No que tange a pobreza menstrual no Brasil, um aspecto significativo deve ser considerado. Parmênides definiu como “Identidade Filosófica” a necessidade de atribuição de características a dado problema a fim de que sua resolução seja efetiva, visto isso, é importante reconhecer os empecilhos que permeiam a pobreza menstrual no país, os quais podem ser relacionados com o apagamento histórico de determinadas camadas sociais. Sendo assim, a incapacidade que parte da população enfrenta para realizar sua higiene pessoal, bem como para abordar tal situação se associa com as construções sociais que atingem sua realidade.
Entretanto, outro aspecto importante deve ser considerado. Em “A Ingênua Libertina” a autora francesa Colette discute sobre os empecilhos que uma mulher enfrenta a fim de obter sua independência, com foco na questão sexual feminina no século XX. Analogamente, tal questão apresentada pela autora transcende décadas, visto que nos dias atuais as necessidades femininas são ignoradas pelas maiorias sociais. Deste modo, a pobreza menstrual no país se inclui na luta feminina por independência, visto que tal fato ainda se prende às amarras de uma comunidade de costumes patriarcais.

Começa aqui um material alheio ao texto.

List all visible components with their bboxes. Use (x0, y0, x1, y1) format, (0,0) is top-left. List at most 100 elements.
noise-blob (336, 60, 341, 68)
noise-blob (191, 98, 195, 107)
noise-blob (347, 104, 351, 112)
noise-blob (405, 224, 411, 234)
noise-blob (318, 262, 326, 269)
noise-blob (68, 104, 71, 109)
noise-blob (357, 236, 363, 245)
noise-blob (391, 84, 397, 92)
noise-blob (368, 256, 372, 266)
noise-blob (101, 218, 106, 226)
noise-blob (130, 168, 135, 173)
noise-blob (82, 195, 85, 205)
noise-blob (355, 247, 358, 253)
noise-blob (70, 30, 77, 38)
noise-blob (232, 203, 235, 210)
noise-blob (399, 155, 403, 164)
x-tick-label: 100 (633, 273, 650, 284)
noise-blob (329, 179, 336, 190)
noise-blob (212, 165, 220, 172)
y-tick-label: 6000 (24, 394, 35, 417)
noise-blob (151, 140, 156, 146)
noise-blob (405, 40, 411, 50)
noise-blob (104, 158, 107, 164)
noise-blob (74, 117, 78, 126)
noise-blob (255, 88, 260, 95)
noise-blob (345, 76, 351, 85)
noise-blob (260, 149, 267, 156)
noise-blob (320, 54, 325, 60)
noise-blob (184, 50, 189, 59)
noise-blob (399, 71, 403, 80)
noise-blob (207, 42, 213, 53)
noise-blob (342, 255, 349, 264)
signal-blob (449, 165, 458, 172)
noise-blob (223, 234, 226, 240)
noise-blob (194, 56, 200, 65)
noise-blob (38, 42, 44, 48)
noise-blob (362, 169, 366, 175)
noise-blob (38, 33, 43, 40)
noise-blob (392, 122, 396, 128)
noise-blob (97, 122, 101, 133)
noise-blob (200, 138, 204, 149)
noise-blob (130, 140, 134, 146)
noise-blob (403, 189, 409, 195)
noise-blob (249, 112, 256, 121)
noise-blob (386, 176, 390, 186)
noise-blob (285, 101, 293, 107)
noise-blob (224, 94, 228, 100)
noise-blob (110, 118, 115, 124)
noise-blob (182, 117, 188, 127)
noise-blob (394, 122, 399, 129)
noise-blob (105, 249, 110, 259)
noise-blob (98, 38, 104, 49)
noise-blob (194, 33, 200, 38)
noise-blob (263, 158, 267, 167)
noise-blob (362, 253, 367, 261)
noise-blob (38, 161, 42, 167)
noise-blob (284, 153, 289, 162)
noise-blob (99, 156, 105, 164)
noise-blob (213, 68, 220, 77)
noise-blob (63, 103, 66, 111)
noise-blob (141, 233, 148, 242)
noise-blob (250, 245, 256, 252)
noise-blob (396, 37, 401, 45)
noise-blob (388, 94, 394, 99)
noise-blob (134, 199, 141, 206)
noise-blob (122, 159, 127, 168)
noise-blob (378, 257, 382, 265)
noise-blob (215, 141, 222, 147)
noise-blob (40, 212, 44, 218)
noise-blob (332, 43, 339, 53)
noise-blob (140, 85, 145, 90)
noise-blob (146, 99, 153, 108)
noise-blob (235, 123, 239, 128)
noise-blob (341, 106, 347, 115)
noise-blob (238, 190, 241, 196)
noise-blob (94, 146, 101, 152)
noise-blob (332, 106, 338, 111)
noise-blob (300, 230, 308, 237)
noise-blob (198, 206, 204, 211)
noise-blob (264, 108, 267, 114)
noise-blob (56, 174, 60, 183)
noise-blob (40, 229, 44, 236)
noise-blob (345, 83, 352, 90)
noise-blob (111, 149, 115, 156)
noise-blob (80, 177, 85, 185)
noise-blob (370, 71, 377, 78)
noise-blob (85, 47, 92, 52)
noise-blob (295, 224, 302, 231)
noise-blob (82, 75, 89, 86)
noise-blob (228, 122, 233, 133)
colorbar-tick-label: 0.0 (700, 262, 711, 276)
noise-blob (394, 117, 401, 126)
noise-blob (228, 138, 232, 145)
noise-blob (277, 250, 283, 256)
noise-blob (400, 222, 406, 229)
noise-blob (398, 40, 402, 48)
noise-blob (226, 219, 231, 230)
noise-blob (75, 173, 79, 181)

Portanto, a pobreza menstrual no Brasil é um reflexo do apagamento social que mulheres pobres enfrentam em um local em que sua voz é pouco ouvida. Para que o páis se torne um local com menores desigualdades no futuro, é essencial que o Estado realize uma distribuição gratuita de absorventes para mulheres em situação de miséria, bem como o acesso à saneamento básico a fim de que tais indivíduos realizem a higienização apropriada, por meio da instalação de banheiros em pontos estratégicos, em especial nos grandes centros. Além disso, uma conscientização a respeito do ato de menstruar nas escolas, por meio de palestras realizadas por profissionais da saúde bem instruídos é imprescindível para que estigmas perpetuados pelo patriarcado sejam erradicados.